Tuesday, November 18, 2008


Before one of you points on the obvious, yes, it's spelled wrong.

I finally got around to watching The
Pursuit of Happyness last night. I had heard many good things about the movie, incl. award nominations, but I never seemed to be in the mood for what appeared to be a pretty depressing movie.


The movie is based on the true story of
Chris Gardner who is portrayed by Will Smith (I have to say that on reflection I really like Will Smith and his movies, he's a good actor, he seems to really embody the role he's playing, he's funny and he's just a likable guy, on and off the screen). The one word that keeps coming to mind is tension. Not necessarily the tension he showed on screen, but the tension I felt watching the story unfold. At one point, a consciously had to unclench my hands. It was truly an emotional movie and as good movie always do, it immersed me in the life of the main character, and the actor almost disappeared from view.

The movie doesn't clearly say why there is a 'y' in
happyness, but Chris explains his viewpoint in the this interview on The Hour:

That is, the "y" is "you" and happiness means different things to different people. In the movie, references are made to Thomas Jefferson and the
US Declaration of Independence and the mention of the pursuit of happiness in the preamble. The interpretation I loved was that happiness is not necessarily a state, but more of a pursuit. And what truer thought than today in the US and the millions of people with rejuvenated journeys towards happiness. I think I can relate to the fleeting thoughts, or the just-out-of-reach idea, of happiness. But as another guest of The Hour, Alanis Morissette recently discussed with Stroumbo (at 6:52), is that perhaps peace is a better personal goal than happiness.

Back to the movie. What Chris Gardner has done in his life is truly inspiring and a great lesson in determination, faith and perseverence. It also says wonders about the strength of some parents and gives a good plug for a good education too ! It's hard to believe he survived the challenges that were thrown his way and I'm sure there are thousands of other real life stories that have the opposite, tragic outcomes.

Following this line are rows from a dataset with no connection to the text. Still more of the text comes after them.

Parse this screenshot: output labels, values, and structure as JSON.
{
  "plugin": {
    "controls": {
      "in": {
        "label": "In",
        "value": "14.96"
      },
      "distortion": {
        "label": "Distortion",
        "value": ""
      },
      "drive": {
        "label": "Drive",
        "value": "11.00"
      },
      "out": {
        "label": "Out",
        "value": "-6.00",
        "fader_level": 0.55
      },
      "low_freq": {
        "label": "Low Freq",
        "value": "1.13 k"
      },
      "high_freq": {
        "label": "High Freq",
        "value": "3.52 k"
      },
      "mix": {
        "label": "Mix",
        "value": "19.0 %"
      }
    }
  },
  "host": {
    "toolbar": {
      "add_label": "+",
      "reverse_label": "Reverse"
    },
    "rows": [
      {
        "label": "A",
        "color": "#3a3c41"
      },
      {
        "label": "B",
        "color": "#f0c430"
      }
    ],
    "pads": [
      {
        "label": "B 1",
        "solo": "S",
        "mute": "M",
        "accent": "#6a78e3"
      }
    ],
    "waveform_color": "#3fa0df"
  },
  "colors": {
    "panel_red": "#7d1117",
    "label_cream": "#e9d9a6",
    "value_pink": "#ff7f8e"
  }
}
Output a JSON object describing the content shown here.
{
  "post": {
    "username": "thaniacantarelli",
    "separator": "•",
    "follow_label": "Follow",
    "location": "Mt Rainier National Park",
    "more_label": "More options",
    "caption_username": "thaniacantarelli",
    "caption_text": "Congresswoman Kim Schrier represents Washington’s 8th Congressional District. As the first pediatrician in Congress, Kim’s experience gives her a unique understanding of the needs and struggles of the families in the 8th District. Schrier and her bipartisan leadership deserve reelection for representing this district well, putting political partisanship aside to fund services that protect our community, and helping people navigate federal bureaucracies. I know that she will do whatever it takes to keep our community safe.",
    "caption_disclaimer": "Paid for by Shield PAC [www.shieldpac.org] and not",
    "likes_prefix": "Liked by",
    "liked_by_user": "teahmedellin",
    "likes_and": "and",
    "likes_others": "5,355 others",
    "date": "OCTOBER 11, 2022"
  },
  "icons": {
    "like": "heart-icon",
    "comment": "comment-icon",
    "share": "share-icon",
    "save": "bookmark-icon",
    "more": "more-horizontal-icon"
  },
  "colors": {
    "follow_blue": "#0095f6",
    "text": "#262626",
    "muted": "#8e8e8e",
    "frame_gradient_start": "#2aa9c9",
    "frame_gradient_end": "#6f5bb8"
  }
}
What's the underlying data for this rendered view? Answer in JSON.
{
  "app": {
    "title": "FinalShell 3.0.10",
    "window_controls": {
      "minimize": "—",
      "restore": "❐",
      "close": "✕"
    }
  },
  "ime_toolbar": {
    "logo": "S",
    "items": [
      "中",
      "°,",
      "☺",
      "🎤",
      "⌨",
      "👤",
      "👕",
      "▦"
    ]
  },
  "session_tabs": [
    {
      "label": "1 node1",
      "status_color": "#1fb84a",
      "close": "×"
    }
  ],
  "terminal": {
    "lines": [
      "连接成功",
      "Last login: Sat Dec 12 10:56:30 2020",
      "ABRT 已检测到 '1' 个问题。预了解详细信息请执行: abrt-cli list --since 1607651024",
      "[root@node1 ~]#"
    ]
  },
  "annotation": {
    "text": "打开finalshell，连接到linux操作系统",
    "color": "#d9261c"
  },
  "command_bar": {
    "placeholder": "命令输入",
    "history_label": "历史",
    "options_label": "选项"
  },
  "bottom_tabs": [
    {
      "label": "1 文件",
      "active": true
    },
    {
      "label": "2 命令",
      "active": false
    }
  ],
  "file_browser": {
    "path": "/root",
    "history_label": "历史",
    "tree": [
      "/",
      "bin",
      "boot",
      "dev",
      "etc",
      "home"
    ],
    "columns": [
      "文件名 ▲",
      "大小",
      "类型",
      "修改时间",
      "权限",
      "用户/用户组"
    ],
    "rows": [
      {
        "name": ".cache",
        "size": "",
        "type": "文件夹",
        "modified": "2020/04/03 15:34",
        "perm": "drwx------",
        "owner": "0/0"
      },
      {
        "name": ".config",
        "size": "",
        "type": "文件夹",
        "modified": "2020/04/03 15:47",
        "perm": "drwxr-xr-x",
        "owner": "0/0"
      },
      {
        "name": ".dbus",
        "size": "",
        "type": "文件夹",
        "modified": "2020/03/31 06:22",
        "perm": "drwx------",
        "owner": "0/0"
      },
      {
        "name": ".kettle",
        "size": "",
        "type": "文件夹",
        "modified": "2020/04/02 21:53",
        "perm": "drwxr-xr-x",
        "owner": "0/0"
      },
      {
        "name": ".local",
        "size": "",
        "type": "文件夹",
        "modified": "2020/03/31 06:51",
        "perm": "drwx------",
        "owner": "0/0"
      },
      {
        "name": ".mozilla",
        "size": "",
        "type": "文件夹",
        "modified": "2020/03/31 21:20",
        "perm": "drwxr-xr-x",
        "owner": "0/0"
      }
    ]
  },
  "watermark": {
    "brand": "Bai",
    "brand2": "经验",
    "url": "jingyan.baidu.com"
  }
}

Looking at how little (possessions, money, companionship) he had at times in his life, it is a lesson for us all that we should embrace what we have and remind ourselves how lucky we are. But perhaps more importantly, I think it also says we should feel pride in how hard we've worked in our own lives and what we've managed to achieve (so far).

A beautiful story, well told and acted. A remarkable human being and hero. 9/10.

1 comment:

Richard said...

I have to agree totally with your Will Smith assessment, what a fine actor, I always believe in his characters and lose the actor completely.... not bad for the Prince of a cheesy TV show.

Such an inspiring story, add this to Les Miserable, and Rudy for those movies you need to watch when feeling unmotivated..... we are all so much more able then we ever realize.... I feel lazy just typing this!